Photography Isn’t Colorblind

February 25, 2015

The TV series House of Cards” features an African-American actor who has such dark skin that he is sometimes hard to make out on our TV screen. Or is he? For years, technology has struggled to accurately display skin colors that aren’t white. I had heard about this before but just stumbled upon more concrete information in the (just revamped) NYT Mag.

All technology arises out of specific social circumstances. In our time, as in previous generations, cameras and the mechanical tools of photography have rarely made it easy to photograph black skin. The dynamic range of film emulsions, for example, were generally calibrated for white skin and had limited sensitivity to brown, red or yellow skin tones.

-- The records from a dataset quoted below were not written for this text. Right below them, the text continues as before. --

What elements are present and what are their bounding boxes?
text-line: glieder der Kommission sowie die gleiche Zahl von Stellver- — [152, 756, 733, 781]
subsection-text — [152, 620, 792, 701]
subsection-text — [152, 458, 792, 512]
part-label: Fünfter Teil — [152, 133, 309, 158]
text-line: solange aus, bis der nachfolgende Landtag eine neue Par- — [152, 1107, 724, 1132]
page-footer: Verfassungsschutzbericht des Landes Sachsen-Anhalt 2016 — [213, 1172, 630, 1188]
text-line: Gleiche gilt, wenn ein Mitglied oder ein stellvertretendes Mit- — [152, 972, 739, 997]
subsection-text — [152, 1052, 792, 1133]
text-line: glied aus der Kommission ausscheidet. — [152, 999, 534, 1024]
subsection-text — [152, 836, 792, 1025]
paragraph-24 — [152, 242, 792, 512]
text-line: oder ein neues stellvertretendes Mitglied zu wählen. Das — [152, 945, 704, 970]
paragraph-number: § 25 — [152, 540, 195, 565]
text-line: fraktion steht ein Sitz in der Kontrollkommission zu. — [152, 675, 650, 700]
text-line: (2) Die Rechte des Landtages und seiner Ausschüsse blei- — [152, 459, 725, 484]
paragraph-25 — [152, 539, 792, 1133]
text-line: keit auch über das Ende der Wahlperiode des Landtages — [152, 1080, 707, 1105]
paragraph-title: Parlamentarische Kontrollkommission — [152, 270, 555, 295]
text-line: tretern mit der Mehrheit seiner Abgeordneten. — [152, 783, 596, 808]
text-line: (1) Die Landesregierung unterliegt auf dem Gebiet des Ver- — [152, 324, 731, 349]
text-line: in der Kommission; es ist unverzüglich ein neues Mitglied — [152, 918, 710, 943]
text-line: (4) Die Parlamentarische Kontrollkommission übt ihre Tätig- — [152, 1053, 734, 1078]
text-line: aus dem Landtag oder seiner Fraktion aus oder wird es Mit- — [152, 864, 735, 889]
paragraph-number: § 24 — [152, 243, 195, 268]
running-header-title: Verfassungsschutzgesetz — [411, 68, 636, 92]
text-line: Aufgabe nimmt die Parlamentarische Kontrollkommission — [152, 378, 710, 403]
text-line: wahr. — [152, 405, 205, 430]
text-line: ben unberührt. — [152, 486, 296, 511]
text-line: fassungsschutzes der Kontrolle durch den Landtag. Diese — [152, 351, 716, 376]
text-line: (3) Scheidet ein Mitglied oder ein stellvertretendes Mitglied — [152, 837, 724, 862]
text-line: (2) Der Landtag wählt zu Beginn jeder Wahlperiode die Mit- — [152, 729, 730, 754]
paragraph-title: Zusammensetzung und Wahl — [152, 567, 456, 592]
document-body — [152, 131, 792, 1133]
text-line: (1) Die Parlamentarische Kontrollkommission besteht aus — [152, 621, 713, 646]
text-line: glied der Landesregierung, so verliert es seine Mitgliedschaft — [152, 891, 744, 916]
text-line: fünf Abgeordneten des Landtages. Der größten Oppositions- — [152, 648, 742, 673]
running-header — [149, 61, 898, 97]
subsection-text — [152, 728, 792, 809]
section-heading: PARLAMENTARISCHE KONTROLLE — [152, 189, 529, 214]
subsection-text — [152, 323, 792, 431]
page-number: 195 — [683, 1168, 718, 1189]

Light meters had similar limitations, with a tendency to underexpose dark skin. And for many years, beginning in the mid-1940s, the smaller film-developing units manufactured by Kodak came with Shirley cards, so-named after the white model who was featured on them and whose whiteness was marked on the cards as normal.” Some of these instruments improved with time. In the age of digital photography, for instance, Shirley cards are hardly used anymore. But even now, there are reminders that photographic technology is neither value-free nor ethnically neutral. In 2009, the face-recognition technology on HP webcams had difficulty recognizing black faces, suggesting, again, that the process of calibration had favored lighter skin.

Technology is obviously path-dependent. But it is in equal parts fascinating and frustrating that ideologies of the past — racism in this case — can become so firmly embedded in technologies that we can’t recreate certain skin colors in film and photography even decades later.